Both my husband and I are very much family and we love being surrounded by those we love. But we live far from everyone, including our parents. Therefore, our son’s contact with his grandparents is not daily.
There are days when it is very difficult not to have grandparents around, not to have someone to count on, to share the pains and joys of motherhood with. Some days we feel more than others, like our son’s first June party. Unfortunately none of them can be here, and we would love them to be. But the choice to live far away was ours, and each decision comes with some renunciations.
To dodge the lack that grandchildren feel of having their grandparents around, here are some tips:
– Let your children have a constant presence – even if virtually – with their grandparents, so they’ll bond and play with them, even online;
– When the bar squeezes, ask for help! In my case, I asked for help on vacation, and it was very good! The grandparents were able to spend some time here and collaborate, paying attention to our son while we worked;
– When grandparents are with the children, make every moment worthwhile: forget television, cell phone, lay on the floor, play hide and seek, let them get dirty with mud… Anyway, let grandparents be children again with their grandson, those moments will be unforgettable, for both parties!
– We know that many things were different at the time when we parents were children, and our own relationship with our grandparents. But one thing is certain: nothing is easier (and more productive) than to respect family decisions.
Living without grandparents around can be a challenge to overcome. Not having a support network makes our children even more attached to us, especially when they are younger.
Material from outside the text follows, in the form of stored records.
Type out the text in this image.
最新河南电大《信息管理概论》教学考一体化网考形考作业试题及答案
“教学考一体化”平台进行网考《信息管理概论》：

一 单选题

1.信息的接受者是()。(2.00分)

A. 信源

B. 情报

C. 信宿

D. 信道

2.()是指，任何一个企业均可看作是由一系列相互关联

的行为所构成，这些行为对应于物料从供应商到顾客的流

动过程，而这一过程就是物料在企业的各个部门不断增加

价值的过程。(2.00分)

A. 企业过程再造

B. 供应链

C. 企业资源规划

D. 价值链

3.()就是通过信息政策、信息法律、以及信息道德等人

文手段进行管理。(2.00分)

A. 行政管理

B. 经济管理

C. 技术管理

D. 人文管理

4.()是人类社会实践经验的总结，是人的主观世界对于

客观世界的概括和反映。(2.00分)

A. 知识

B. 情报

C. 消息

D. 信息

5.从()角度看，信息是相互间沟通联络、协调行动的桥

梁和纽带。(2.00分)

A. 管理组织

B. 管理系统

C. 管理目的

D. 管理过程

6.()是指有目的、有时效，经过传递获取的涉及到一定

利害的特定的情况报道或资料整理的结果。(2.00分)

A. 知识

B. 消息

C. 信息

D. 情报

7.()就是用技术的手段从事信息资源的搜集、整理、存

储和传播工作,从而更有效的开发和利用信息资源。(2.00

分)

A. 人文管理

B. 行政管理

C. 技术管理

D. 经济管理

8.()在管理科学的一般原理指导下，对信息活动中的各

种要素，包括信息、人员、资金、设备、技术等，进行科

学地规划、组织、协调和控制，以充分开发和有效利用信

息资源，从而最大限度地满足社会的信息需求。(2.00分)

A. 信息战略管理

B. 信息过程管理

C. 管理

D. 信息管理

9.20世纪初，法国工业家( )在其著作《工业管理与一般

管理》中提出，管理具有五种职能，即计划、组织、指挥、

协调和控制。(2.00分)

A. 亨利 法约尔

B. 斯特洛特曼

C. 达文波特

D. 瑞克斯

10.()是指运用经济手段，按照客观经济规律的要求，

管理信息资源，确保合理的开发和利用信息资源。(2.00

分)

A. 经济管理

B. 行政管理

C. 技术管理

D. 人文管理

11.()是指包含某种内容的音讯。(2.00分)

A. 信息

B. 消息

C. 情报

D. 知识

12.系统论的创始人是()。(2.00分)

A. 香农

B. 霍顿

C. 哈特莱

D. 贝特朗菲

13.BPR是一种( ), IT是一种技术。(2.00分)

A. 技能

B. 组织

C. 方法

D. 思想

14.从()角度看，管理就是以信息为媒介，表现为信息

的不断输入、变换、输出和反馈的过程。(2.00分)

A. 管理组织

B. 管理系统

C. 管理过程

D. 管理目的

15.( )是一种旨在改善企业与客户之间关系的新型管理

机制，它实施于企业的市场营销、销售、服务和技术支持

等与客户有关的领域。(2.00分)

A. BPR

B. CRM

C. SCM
As time goes by they understand the affection dedicated to them, even if it takes longer to see each other and the relationship develops naturally. Finally, I can only wish a Happy Grandparents’ Day to these enlightened beings, with color in the lives of our children and always help us in the moments we most need.
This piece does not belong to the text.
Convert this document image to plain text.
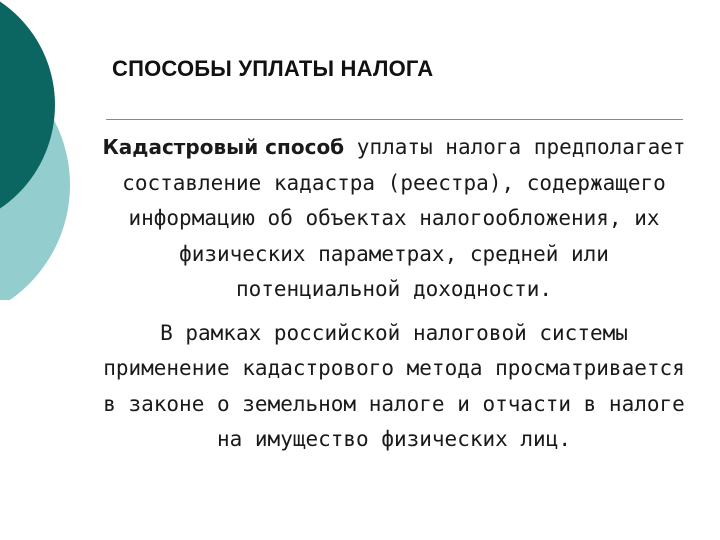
СПОСОБЫ УПЛАТЫ НАЛОГА

Кадастровый способ уплаты налога предполагает составление кадастра (реестра), содержащего информацию об объектах налогообложения, их физических параметрах, средней или потенциальной доходности.

В рамках российской налоговой системы применение кадастрового метода просматривается в законе о земельном налоге и отчасти в налоге на имущество физических лиц.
Article, by Priscilla Kalil
Priscilla Kalil is mNicolas’ mother, physiotherapist, beautician, neurologist, entrepreneur and CEO and pilates instructor at Studio KaPri. Graduated 13 years ago from Universidade Metodista de São Paulo, she has traveled the world working with body treatments. She has lived in Perth, Australia, and her return to Brazil eight years ago had a reason: longing for her family. This is a subject that goes hand in hand with the universe of motherhood, subjects that Priscilla masterfully dominates. Author of Materhood, the best place for mother talks, without any judgment.